The treasurer will “look after the whole student activities fund and advocate for the interests of Brown students on matters of finance,” while the secretary will “ensure that (UFB’s) communications are clear, transparent, honest and that (UFB) is doing adequate outreach,” Chopra said.
He added that the ombudsperson will work to resolve both internal and external disputes, so that “if a group feels as though they’re not getting enough resources, they’re able to express themselves.”
Current UFB Chair Amienne Spencer-Blume ’23 said that the new positions do not add any new functions to the board but “streamline (existing) UFB operations” to allow “the entire board more actual, tangible time to pursue” their visions for the organization.

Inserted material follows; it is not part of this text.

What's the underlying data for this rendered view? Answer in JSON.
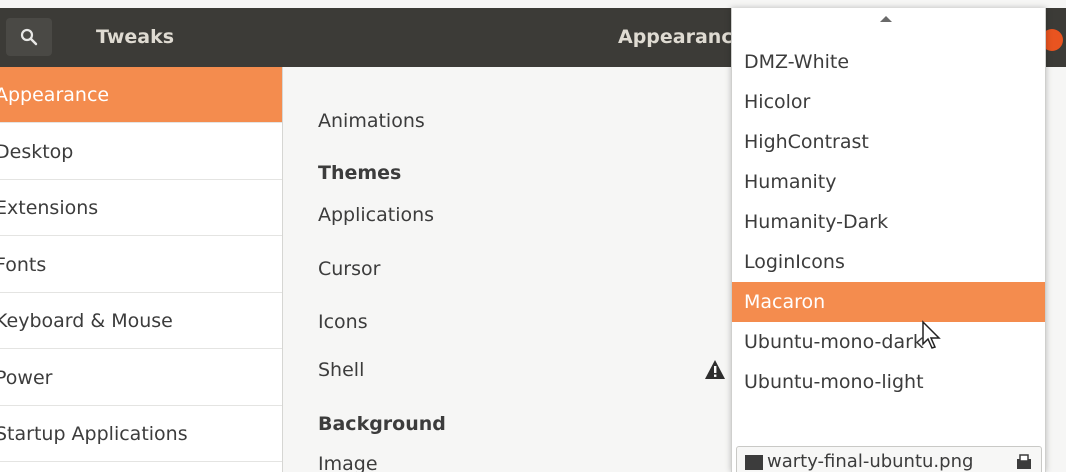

During the internal elections process, each candidate delivered a two-minute speech and participated in a five-minute question-and-answer session. UFB members then had up to fifteen minutes of deliberation, followed by a written vote.
The two candidates for treasurer — Rahman and Walhout — pushed for increased transparency and expanded outreach. Walhout called to increase the tracking of historical funding data, an effort he said would bring a more nuanced understanding of funding changes and patterns over time to UFB funding deliberation meetings. Rahman said it would be “helpful to set up a consistent dialogue with admin at the beginning of each semester (to) make sure that we’re clear on what our priorities are.”
Additionally, the candidates for secretary — Jia and Qiu — both advocated for increasing UFB’s social media presence. Qiu said she would enhance UFB’s Instagram presence as a method of sparking online engagement and capturing student attention.
Jia also wanted to improve how the board organizes historical funding data for student groups by “providing holistic overviews, such as what they’ve been allocated in the past and the structure of their growth.” She added that a “comprehensive policy document” would be useful, noting that the extensive information on the UFB site can prove confusing to navigate.
In his speech for ombudsperson, Tangikyan shared that he would like to occasionally solicit general opinions from the entire student body to gather their perspectives on potential disputes.
“I’m really looking forward to working with each of these people ... to revamp our outreach (and) communications,” Chopra said. “The ombudsperson is going to really help us ensure that when specifically communicating with groups, we are able to have a dialogue.”
Correction: A previous version of this article misidentified Joon Nam '23's position. The Herald regrets the error.